Germany to release part of oil reserve amid Mideast war
BERLIN, Germany (AFP) — Germany will release part of its oil reserve as global energy costs soar as a result of the Middle East war, Economy and Energy Minister Katherina Reiche said Wednesday.
This should help bring down the global oil price, Reiche said, noting that fellow members of the International Energy Agency (IEA) were also struggling with rising prices.
“The International Energy Agency therefore asked its member states yesterday evening to release oil reserves amounting to 400 million barrels,” Reiche said.
“We will comply with this request and make our contribution,” she told a Berlin press conference.
Asked exactly which sorts of oil products would be released, Reiche could not say but said a total of 2.4 million tons would come out of the reserves.
Germany’s current total reserves amount to about 19.5 million tons, economy ministry spokeswoman Susanne Ungrad said at a later regular press briefing.
Petrol stations in Germany would meanwhile be obliged to limit their price rises for petrol and diesel to one per day, Reiche said.

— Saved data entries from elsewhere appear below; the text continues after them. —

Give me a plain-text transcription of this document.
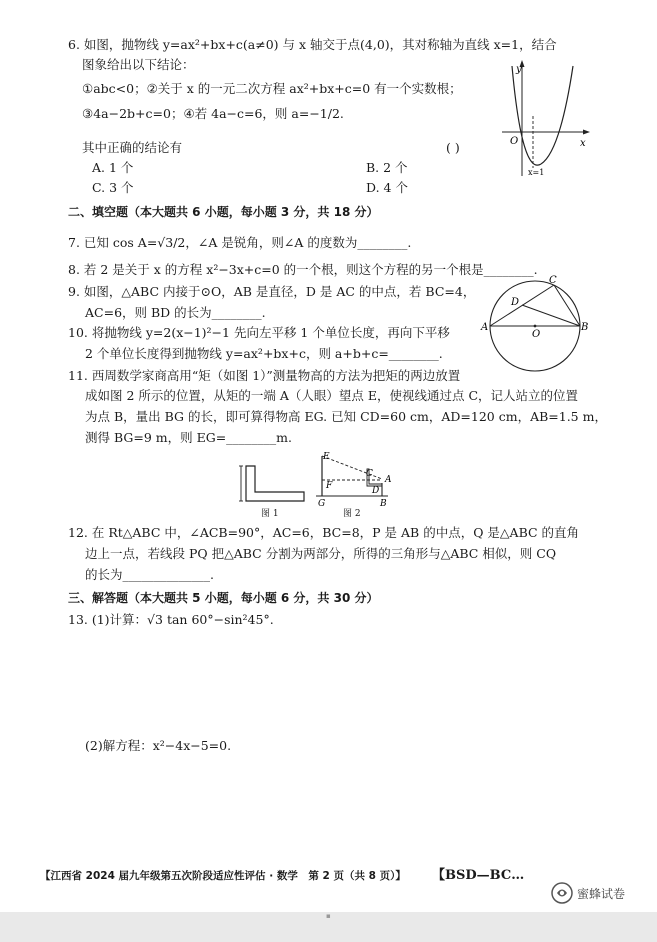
6. 如图，抛物线 y=ax²+bx+c(a≠0) 与 x 轴交于点(4,0)，其对称轴为直线 x=1，结合
图象给出以下结论：
①abc<0；②关于 x 的一元二次方程 ax²+bx+c=0 有一个实数根；
③4a−2b+c=0；④若 4a−c=6，则 a=−1/2.
其中正确的结论有	( )
A. 1 个	B. 2 个
C. 3 个	D. 4 个
y
x
O
x=1
二、填空题（本大题共 6 小题，每小题 3 分，共 18 分）
7. 已知 cos A=√3/2，∠A 是锐角，则∠A 的度数为________.
8. 若 2 是关于 x 的方程 x²−3x+c=0 的一个根，则这个方程的另一个根是________.
9. 如图，△ABC 内接于⊙O，AB 是直径，D 是 AC 的中点，若 BC=4，
AC=6，则 BD 的长为________.
A	B
C
D
O
10. 将抛物线 y=2(x−1)²−1 先向左平移 1 个单位长度，再向下平移
2 个单位长度得到抛物线 y=ax²+bx+c，则 a+b+c=________.
11. 西周数学家商高用“矩（如图 1）”测量物高的方法为把矩的两边放置
成如图 2 所示的位置，从矩的一端 A（人眼）望点 E，使视线通过点 C，记人站立的位置
为点 B，量出 BG 的长，即可算得物高 EG. 已知 CD=60 cm，AD=120 cm，AB=1.5 m，
测得 BG=9 m，则 EG=________m.
图 1
E
C
A
F	D
G	B
图 2
12. 在 Rt△ABC 中，∠ACB=90°，AC=6，BC=8，P 是 AB 的中点，Q 是△ABC 的直角
边上一点，若线段 PQ 把△ABC 分割为两部分，所得的三角形与△ABC 相似，则 CQ
的长为______________.
三、解答题（本大题共 5 小题，每小题 6 分，共 30 分）
13. (1)计算：√3 tan 60°−sin²45°.
(2)解方程：x²−4x−5=0.
【江西省 2024 届九年级第五次阶段适应性评估 · 数学　第 2 页（共 8 页）】 【BSD—BC…
蜜蜂试卷
▪
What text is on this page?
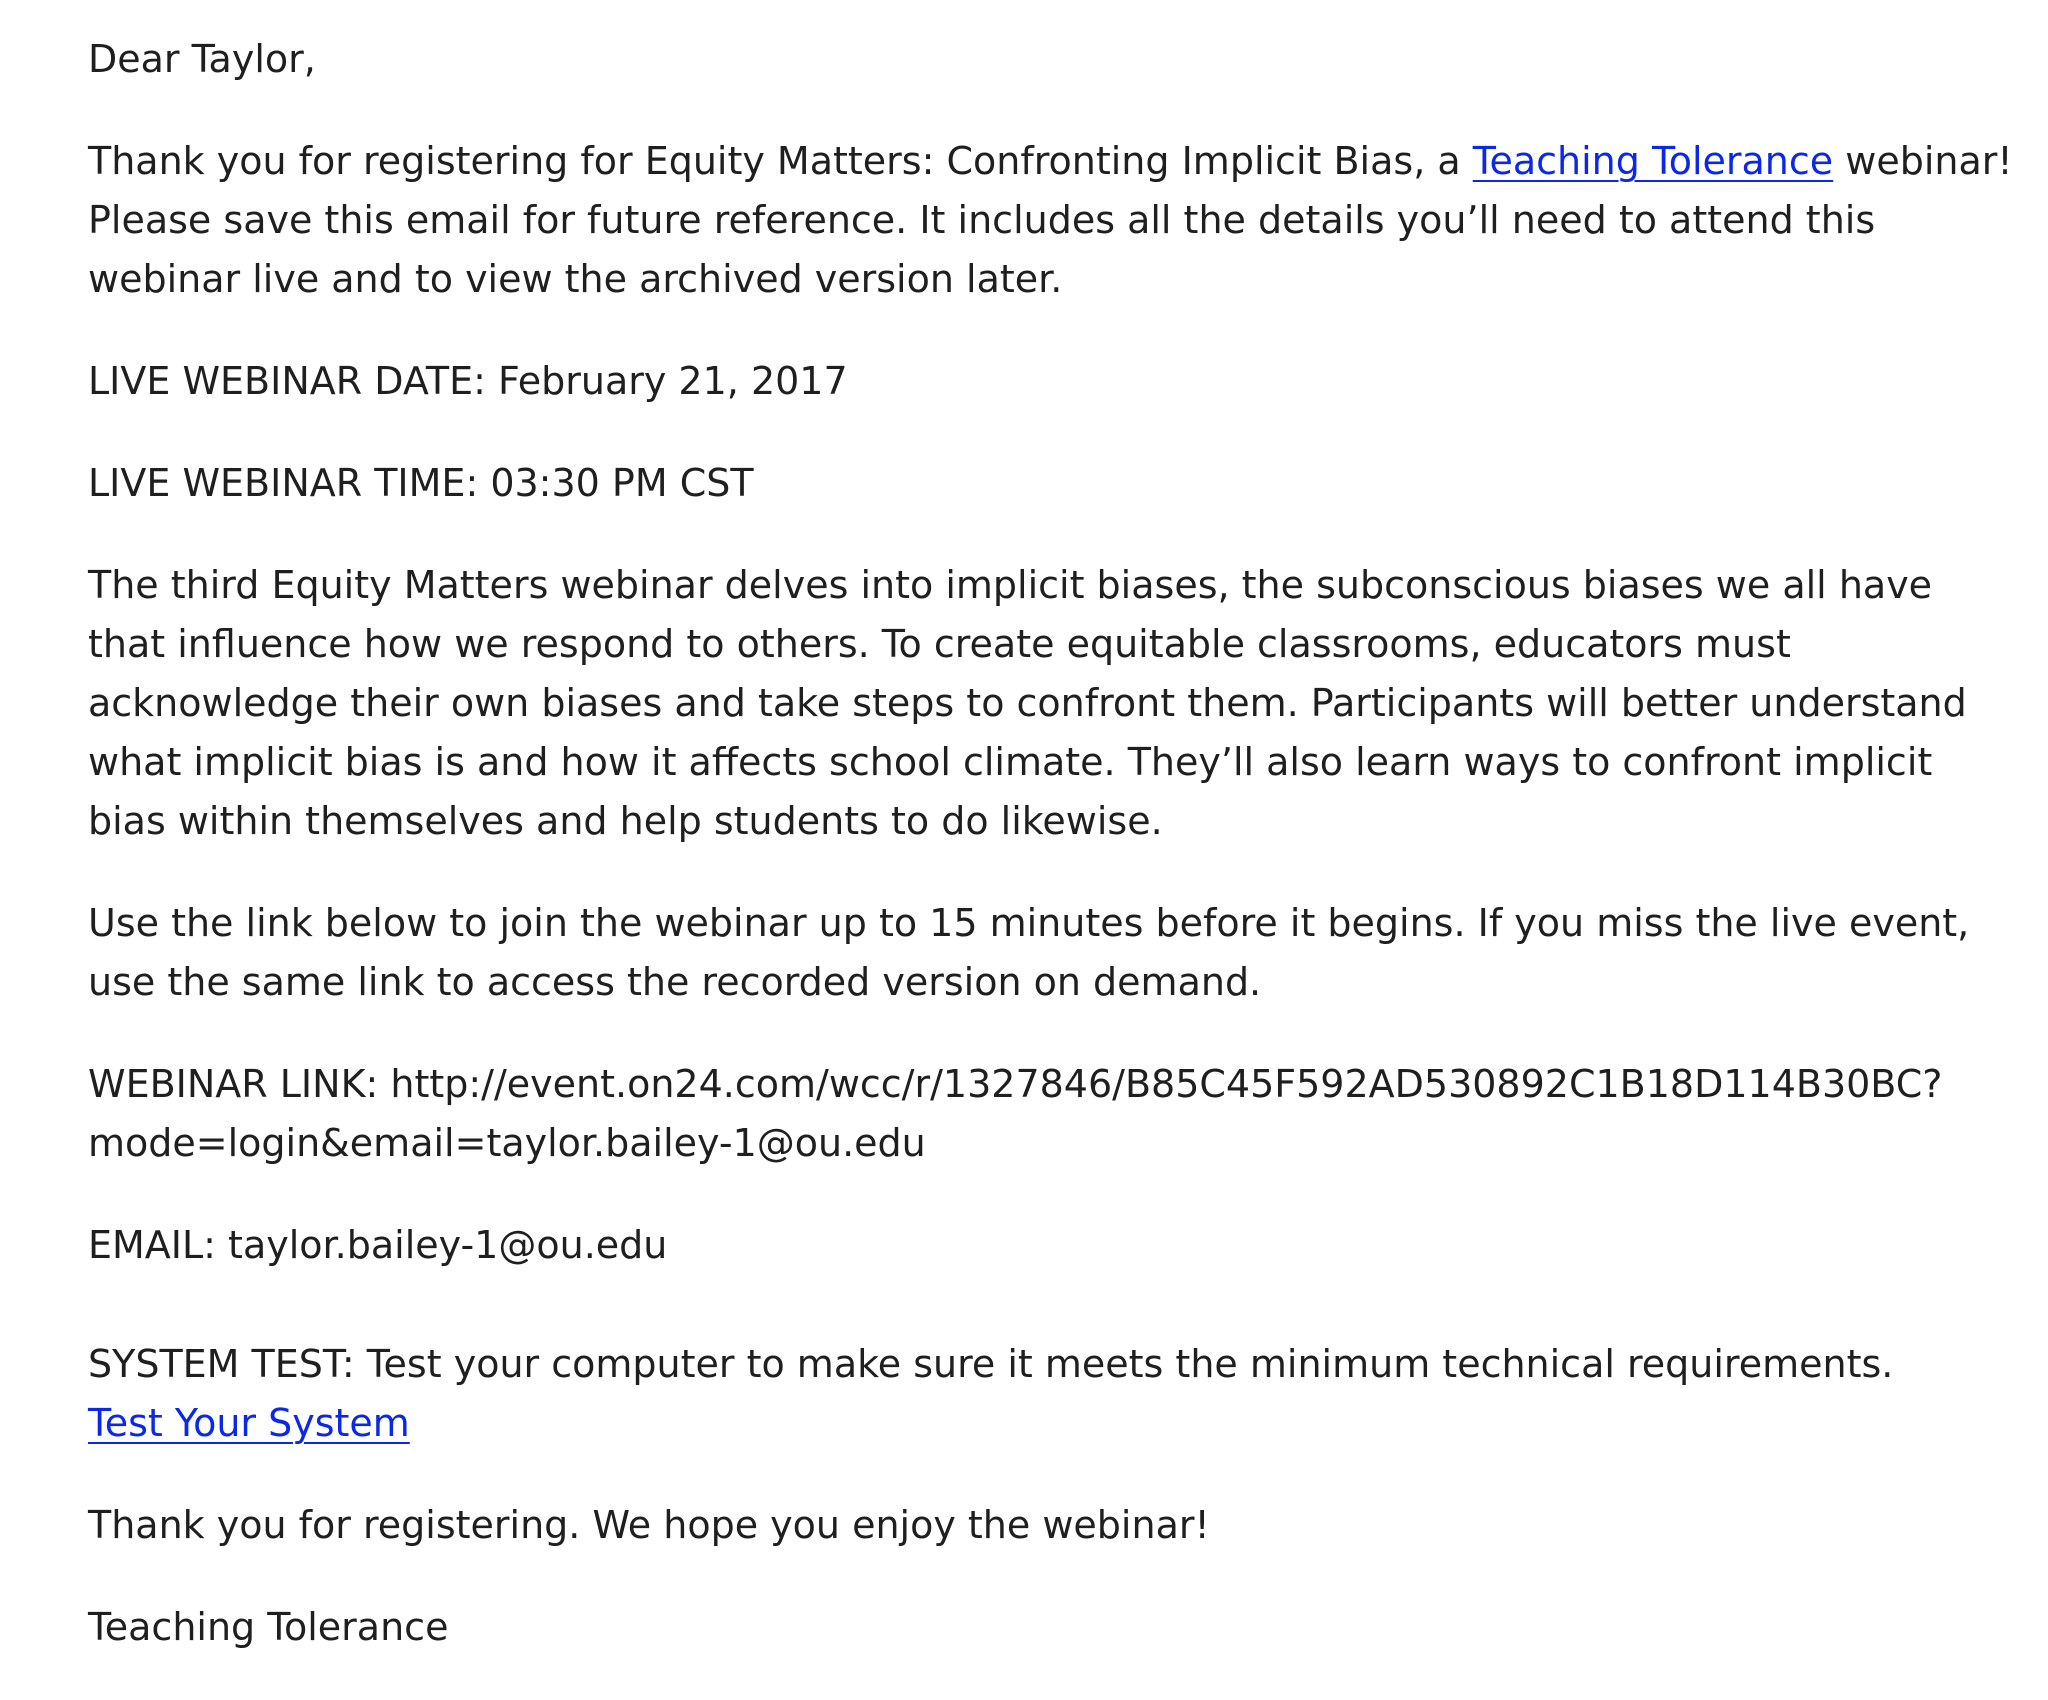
Dear Taylor,

Thank you for registering for Equity Matters: Confronting Implicit Bias, a Teaching Tolerance webinar! Please save this email for future reference. It includes all the details you’ll need to attend this webinar live and to view the archived version later.

LIVE WEBINAR DATE: February 21, 2017

LIVE WEBINAR TIME: 03:30 PM CST

The third Equity Matters webinar delves into implicit biases, the subconscious biases we all have that influence how we respond to others. To create equitable classrooms, educators must acknowledge their own biases and take steps to confront them. Participants will better understand what implicit bias is and how it affects school climate. They’ll also learn ways to confront implicit bias within themselves and help students to do likewise.

Use the link below to join the webinar up to 15 minutes before it begins. If you miss the live event, use the same link to access the recorded version on demand.

WEBINAR LINK: http://event.on24.com/wcc/r/1327846/B85C45F592AD530892C1B18D114B30BC?
mode=login&email=taylor.bailey-1@ou.edu

EMAIL: taylor.bailey-1@ou.edu

SYSTEM TEST: Test your computer to make sure it meets the minimum technical requirements.
Test Your System

Thank you for registering. We hope you enjoy the webinar!

Teaching Tolerance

Past energy crises had shown that costs at the pump tended to rise rapidly with the oil price, but fall more slowly.
“We have therefore decided to limit the frequency of price changes,” Reiche said. “Petrol stations are only allowed to increase their fuel prices once a day. But price reductions are allowed at any time.”
The IEA requires its members to maintain oil reserves at all times that correspond to at least 90 days of their net imports.
Germany has so far tapped its strategic oil reserve three times, once during the Gulf War of 1990-1, after Hurricane Katrina hit United States (US) oil rigs in 2005 and then again in 2011 when the war in Libya disrupted oil exports.
While Germany’s gas supply was secure thanks to Norwegian and US supplies, Reiche said, “the situation regarding oil supplies is tense” worldwide and impacting especially large Asian economies.
“The markets are clearly reacting with extreme sensitivity at present because no one knows how long the Strait of Hormuz will remain impassable, how long the war in the region will continue, or whether facilities will be hit,” she said.
Oil prices surged more than five per cent in early trading Wednesday and markets have see-sawed since the end of last month, when the United States and Israel attacked Iran, killed its supreme leader and plunged the Middle East into war.
Iran has vowed to close the Hormuz Strait, a vital sea lane, to shipping of countries it considers allied with the United States and Israel. The strait normally carries about 20 per cent of the world’s oil and gas supplies.